LE CRITICHE DI BILL ACKMAN, (EX) SOSTENITORE DI TRUMP
Le critiche alle mosse di Trump sono piovute anche da personaggi che nel recente passato lo hanno sostenuto. È il caso di Bill Ackman, miliardario e ceo di Pershing Square, società di gestione di hedge fund. L’anno scorso, in campagna elettorale, aveva dichiarato pubblicamente di appoggiare Donald Trump nella corsa verso la Casa Bianca. Si trattò di una svolta rilevante, visto che in passato Ackman aveva sostenuto il partito democratico, segno della fiducia del mondo affaristico verso il repubblicano. Ma nel giro di pochi mesi, la fiducia sembra essere già erosa.

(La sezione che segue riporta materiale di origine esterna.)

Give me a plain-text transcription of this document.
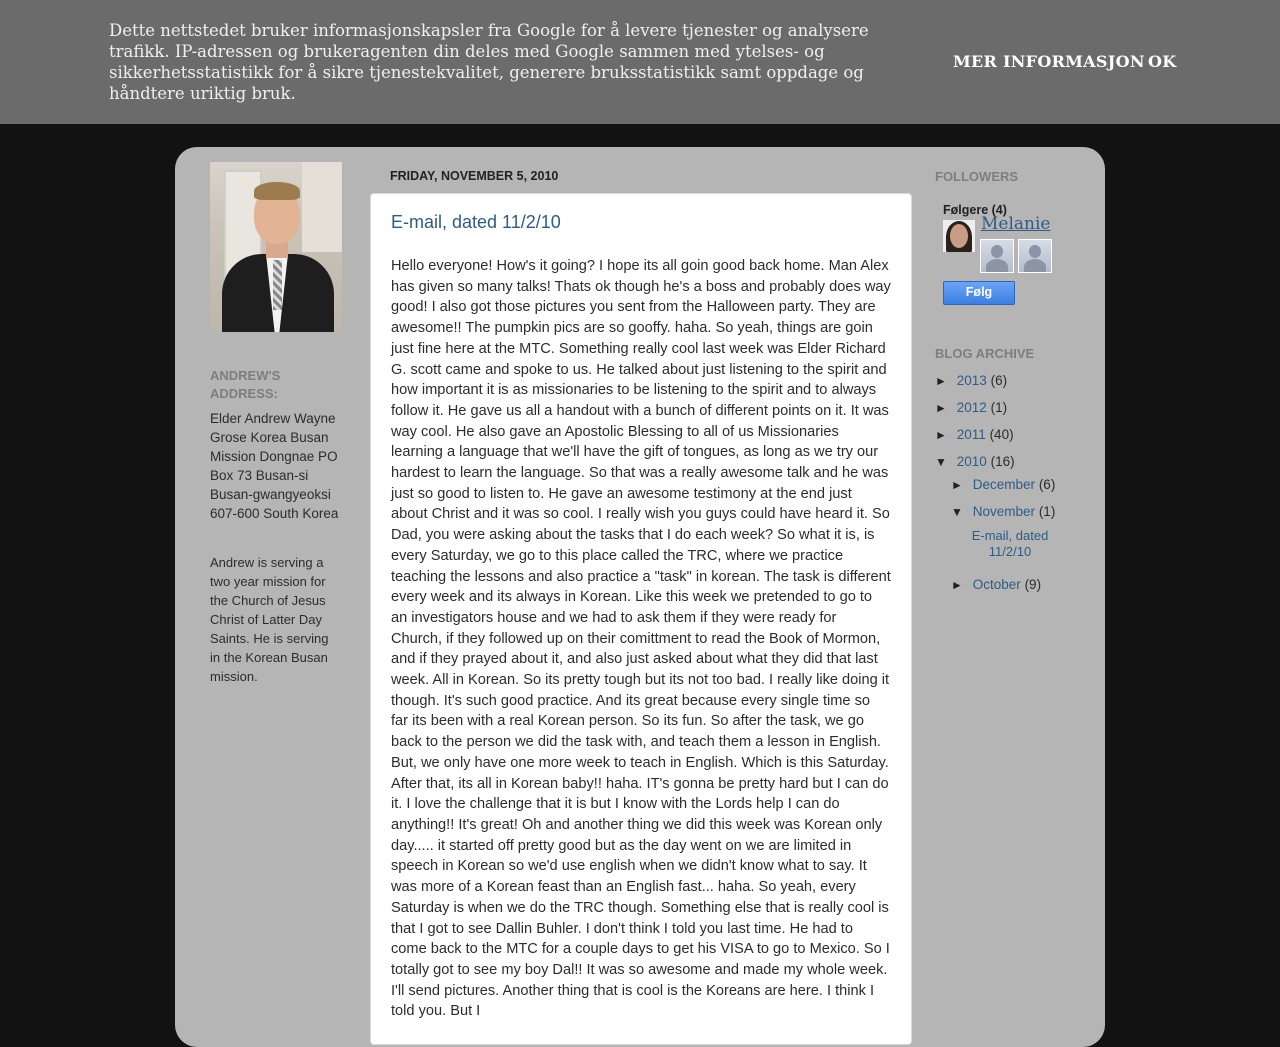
Dette nettstedet bruker informasjonskapsler fra Google for å levere tjenester og analysere trafikk. IP-adressen og brukeragenten din deles med Google sammen med ytelses- og sikkerhetsstatistikk for å sikre tjenestekvalitet, generere bruksstatistikk samt oppdage og håndtere uriktig bruk.
MER INFORMASJON OK
ANDREW'S ADDRESS:
Elder Andrew Wayne Grose Korea Busan Mission Dongnae PO Box 73 Busan-si Busan-gwangyeoksi 607-600 South Korea
Andrew is serving a two year mission for the Church of Jesus Christ of Latter Day Saints. He is serving in the Korean Busan mission.
FRIDAY, NOVEMBER 5, 2010
E-mail, dated 11/2/10
Hello everyone! How's it going? I hope its all goin good back home. Man Alex has given so many talks! Thats ok though he's a boss and probably does way good! I also got those pictures you sent from the Halloween party. They are awesome!! The pumpkin pics are so gooffy. haha. So yeah, things are goin just fine here at the MTC. Something really cool last week was Elder Richard G. scott came and spoke to us. He talked about just listening to the spirit and how important it is as missionaries to be listening to the spirit and to always follow it. He gave us all a handout with a bunch of different points on it. It was way cool. He also gave an Apostolic Blessing to all of us Missionaries learning a language that we'll have the gift of tongues, as long as we try our hardest to learn the language. So that was a really awesome talk and he was just so good to listen to. He gave an awesome testimony at the end just about Christ and it was so cool. I really wish you guys could have heard it. So Dad, you were asking about the tasks that I do each week? So what it is, is every Saturday, we go to this place called the TRC, where we practice teaching the lessons and also practice a "task" in korean. The task is different every week and its always in Korean. Like this week we pretended to go to an investigators house and we had to ask them if they were ready for Church, if they followed up on their comittment to read the Book of Mormon, and if they prayed about it, and also just asked about what they did that last week. All in Korean. So its pretty tough but its not too bad. I really like doing it though. It's such good practice. And its great because every single time so far its been with a real Korean person. So its fun. So after the task, we go back to the person we did the task with, and teach them a lesson in English. But, we only have one more week to teach in English. Which is this Saturday. After that, its all in Korean baby!! haha. IT's gonna be pretty hard but I can do it. I love the challenge that it is but I know with the Lords help I can do anything!! It's great! Oh and another thing we did this week was Korean only day..... it started off pretty good but as the day went on we are limited in speech in Korean so we'd use english when we didn't know what to say. It was more of a Korean feast than an English fast... haha. So yeah, every Saturday is when we do the TRC though. Something else that is really cool is that I got to see Dallin Buhler. I don't think I told you last time. He had to come back to the MTC for a couple days to get his VISA to go to Mexico. So I totally got to see my boy Dal!! It was so awesome and made my whole week. I'll send pictures. Another thing that is cool is the Koreans are here. I think I told you. But I
FOLLOWERS
Følgere (4)
Melanie
Følg
BLOG ARCHIVE
► 2013 (6)
► 2012 (1)
► 2011 (40)
▼ 2010 (16)
► December (6)
▼ November (1)
E-mail, dated 11/2/10
► October (9)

Per Ackman il problema non è lo strumento del dazio in sé. Ma l’aver imposto tariffe così ingenti e sproporzionate “sia ai nostri amici che ai nostri nemici, scatenando così una guerra economica globale contro il mondo intero in una volta sola”. Inoltre, “stiamo distruggendo la fiducia nel nostro paese come partner commerciale, come posto in cui fare affari e come mercato in cui investire capitali”.

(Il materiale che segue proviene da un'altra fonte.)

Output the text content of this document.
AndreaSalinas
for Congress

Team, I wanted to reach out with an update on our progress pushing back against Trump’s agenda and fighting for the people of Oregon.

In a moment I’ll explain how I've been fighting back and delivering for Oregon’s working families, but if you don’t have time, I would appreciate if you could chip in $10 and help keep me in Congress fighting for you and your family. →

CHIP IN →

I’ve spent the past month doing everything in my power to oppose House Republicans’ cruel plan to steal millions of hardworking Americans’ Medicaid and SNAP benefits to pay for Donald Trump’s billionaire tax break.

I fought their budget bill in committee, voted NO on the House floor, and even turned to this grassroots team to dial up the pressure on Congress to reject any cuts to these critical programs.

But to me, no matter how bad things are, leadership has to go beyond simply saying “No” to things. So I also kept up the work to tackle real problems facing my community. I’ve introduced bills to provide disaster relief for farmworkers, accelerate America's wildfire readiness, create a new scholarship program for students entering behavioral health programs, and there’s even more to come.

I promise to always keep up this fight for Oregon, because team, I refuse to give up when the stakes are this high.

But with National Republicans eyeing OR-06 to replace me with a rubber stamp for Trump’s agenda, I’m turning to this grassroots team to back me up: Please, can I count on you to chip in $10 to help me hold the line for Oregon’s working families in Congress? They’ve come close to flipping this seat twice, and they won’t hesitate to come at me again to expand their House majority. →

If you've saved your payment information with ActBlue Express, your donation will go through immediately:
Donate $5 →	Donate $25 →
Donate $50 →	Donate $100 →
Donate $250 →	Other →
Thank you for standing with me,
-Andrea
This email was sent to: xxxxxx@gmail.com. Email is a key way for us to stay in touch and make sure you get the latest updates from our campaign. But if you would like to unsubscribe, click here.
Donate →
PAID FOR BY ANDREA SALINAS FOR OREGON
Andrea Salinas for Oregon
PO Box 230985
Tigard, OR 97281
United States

Ackman ha auspicato “una sospensione di 90 giorni” per negoziare e stringere accordi con gli altri paesi. La stessa pausa di 90 giorni al centro di indiscrezioni e smentite, accompagnate da rimbalzi in Borsa, andate in scena ieri per qualche minuto. Se Trump non dovesse scegliere questa strada, ha detto ancora Ackman in un lungo post sul social X, ci si dirigerà “verso un inverno nucleare economico autoindotto”.

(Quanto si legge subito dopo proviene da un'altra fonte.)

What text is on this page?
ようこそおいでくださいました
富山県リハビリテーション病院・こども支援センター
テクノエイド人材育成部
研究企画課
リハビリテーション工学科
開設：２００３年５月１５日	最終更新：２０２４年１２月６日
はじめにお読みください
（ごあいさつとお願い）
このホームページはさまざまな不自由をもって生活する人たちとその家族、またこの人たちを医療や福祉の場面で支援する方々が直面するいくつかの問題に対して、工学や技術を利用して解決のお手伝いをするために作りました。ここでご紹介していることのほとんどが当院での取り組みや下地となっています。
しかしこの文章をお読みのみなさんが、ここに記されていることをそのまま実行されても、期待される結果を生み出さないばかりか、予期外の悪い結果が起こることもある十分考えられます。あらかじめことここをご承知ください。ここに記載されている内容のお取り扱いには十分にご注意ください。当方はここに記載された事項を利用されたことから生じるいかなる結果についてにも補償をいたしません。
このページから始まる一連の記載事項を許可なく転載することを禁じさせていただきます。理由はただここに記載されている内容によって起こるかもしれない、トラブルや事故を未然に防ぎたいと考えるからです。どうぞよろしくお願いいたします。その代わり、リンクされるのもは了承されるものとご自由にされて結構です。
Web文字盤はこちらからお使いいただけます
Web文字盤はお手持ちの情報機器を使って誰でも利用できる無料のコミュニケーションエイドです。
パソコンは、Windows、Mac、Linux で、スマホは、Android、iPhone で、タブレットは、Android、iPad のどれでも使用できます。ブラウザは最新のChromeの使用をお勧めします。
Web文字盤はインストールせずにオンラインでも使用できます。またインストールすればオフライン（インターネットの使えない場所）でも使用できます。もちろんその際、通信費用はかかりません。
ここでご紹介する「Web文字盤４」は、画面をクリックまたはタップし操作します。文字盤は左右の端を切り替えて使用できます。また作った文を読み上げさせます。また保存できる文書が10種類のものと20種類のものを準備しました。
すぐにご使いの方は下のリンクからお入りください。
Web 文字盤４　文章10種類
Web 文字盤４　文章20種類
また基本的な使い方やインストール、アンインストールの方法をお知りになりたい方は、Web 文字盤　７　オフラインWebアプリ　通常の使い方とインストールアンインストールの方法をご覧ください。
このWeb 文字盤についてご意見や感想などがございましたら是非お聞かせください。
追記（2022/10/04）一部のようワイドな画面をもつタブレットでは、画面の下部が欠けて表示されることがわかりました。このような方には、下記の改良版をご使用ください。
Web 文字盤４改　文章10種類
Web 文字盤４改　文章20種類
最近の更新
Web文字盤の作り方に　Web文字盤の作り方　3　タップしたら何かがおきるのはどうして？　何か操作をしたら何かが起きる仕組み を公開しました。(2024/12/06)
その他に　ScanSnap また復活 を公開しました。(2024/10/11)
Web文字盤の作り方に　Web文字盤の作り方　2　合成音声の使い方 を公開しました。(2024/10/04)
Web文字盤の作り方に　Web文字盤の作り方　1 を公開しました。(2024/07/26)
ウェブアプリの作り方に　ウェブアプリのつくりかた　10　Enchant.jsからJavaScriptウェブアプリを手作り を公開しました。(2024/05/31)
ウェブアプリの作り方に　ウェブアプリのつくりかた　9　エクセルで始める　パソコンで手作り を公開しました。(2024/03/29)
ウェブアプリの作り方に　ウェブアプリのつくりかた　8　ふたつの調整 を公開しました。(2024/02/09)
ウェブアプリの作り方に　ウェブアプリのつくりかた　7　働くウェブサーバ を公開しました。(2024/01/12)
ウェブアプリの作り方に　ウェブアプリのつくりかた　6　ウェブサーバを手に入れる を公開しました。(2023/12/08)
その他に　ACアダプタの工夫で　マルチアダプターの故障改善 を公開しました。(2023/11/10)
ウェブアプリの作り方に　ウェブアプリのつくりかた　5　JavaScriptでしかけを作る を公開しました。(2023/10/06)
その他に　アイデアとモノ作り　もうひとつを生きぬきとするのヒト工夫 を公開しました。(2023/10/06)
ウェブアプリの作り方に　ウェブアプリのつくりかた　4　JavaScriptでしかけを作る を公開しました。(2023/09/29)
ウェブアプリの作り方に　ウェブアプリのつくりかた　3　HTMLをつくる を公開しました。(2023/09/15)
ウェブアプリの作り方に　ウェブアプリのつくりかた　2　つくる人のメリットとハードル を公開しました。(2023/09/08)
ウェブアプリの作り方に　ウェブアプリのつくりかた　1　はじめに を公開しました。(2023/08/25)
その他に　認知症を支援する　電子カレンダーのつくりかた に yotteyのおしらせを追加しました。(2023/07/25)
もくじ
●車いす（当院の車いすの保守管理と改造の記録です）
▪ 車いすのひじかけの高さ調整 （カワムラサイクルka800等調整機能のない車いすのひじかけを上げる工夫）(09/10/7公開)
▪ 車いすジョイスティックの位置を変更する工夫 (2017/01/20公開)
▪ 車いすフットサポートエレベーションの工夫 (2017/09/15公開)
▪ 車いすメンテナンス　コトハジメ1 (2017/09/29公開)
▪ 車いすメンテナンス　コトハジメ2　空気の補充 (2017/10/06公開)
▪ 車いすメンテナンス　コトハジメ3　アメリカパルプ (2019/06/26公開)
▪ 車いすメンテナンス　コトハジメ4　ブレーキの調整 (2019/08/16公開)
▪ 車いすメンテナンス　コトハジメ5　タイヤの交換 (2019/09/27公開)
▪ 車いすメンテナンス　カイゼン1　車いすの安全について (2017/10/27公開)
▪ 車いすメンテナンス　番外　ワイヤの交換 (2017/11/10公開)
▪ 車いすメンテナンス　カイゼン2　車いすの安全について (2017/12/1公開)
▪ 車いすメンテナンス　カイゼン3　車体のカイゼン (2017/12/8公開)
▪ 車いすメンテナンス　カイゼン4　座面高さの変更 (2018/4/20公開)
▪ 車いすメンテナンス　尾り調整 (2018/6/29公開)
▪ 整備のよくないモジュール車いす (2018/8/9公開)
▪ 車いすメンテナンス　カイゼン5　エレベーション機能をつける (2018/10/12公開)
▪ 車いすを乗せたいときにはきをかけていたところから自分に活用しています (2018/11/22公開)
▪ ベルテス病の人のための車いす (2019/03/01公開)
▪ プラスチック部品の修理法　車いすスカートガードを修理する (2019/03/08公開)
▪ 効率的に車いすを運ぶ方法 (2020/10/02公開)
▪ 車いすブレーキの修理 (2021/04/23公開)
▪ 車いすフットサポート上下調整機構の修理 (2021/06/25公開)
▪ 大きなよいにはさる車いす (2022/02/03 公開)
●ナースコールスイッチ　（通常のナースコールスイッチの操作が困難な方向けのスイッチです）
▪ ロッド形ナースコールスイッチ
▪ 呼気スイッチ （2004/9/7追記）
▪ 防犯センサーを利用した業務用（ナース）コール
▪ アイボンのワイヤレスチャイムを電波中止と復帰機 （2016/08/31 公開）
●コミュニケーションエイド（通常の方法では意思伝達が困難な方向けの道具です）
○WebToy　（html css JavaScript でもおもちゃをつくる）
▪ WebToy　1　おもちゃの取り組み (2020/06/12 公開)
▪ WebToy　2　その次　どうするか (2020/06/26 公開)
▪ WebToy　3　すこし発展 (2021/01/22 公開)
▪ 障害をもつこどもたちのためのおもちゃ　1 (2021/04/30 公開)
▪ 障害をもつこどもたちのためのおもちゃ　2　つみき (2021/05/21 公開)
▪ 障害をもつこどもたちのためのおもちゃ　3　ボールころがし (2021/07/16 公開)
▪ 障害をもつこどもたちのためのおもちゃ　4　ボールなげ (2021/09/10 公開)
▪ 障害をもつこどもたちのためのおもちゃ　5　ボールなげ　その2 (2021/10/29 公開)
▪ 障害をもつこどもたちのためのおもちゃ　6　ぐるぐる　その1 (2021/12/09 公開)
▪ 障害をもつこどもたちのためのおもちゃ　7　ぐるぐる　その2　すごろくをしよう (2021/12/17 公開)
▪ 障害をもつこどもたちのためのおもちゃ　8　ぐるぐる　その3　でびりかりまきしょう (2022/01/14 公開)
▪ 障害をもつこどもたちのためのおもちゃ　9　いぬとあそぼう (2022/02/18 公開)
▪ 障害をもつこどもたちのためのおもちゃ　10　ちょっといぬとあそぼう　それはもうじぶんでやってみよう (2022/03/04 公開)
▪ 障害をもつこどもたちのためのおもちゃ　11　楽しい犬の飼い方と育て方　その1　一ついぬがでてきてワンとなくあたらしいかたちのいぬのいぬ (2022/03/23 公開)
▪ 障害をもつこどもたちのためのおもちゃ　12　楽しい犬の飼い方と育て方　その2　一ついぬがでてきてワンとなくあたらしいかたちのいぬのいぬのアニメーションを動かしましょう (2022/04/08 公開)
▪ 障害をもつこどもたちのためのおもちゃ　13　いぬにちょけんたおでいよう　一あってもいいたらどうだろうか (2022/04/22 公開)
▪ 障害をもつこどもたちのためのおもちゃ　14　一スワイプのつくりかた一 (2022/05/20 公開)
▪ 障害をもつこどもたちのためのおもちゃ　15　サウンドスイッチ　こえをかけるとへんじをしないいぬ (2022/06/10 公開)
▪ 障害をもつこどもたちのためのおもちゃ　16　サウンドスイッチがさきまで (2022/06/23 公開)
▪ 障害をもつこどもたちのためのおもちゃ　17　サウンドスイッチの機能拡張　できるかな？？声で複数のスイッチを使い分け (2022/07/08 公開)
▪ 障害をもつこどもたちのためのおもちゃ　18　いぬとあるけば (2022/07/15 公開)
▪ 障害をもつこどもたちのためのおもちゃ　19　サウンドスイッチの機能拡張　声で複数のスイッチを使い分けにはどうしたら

L’imprenditore 58enne, poi, non le ha mandate a dire: “Gli affari sono un gioco di fiducia. Il presidente sta perdendo la fiducia dei leader aziendali in tutto il mondo. Le conseguenze per il nostro paese e per i milioni di cittadini che hanno sostenuto il presidente, in particolare i consumatori a basso reddito che sono già sotto un enorme stress economico, saranno gravemente negative. Non è questo che abbiamo votato”. Il mondo imprenditoriale e bancario americano sembra avere le idee chiare sulle politiche dell’amministrazione Trump. E non è una buona notizia per il presidente.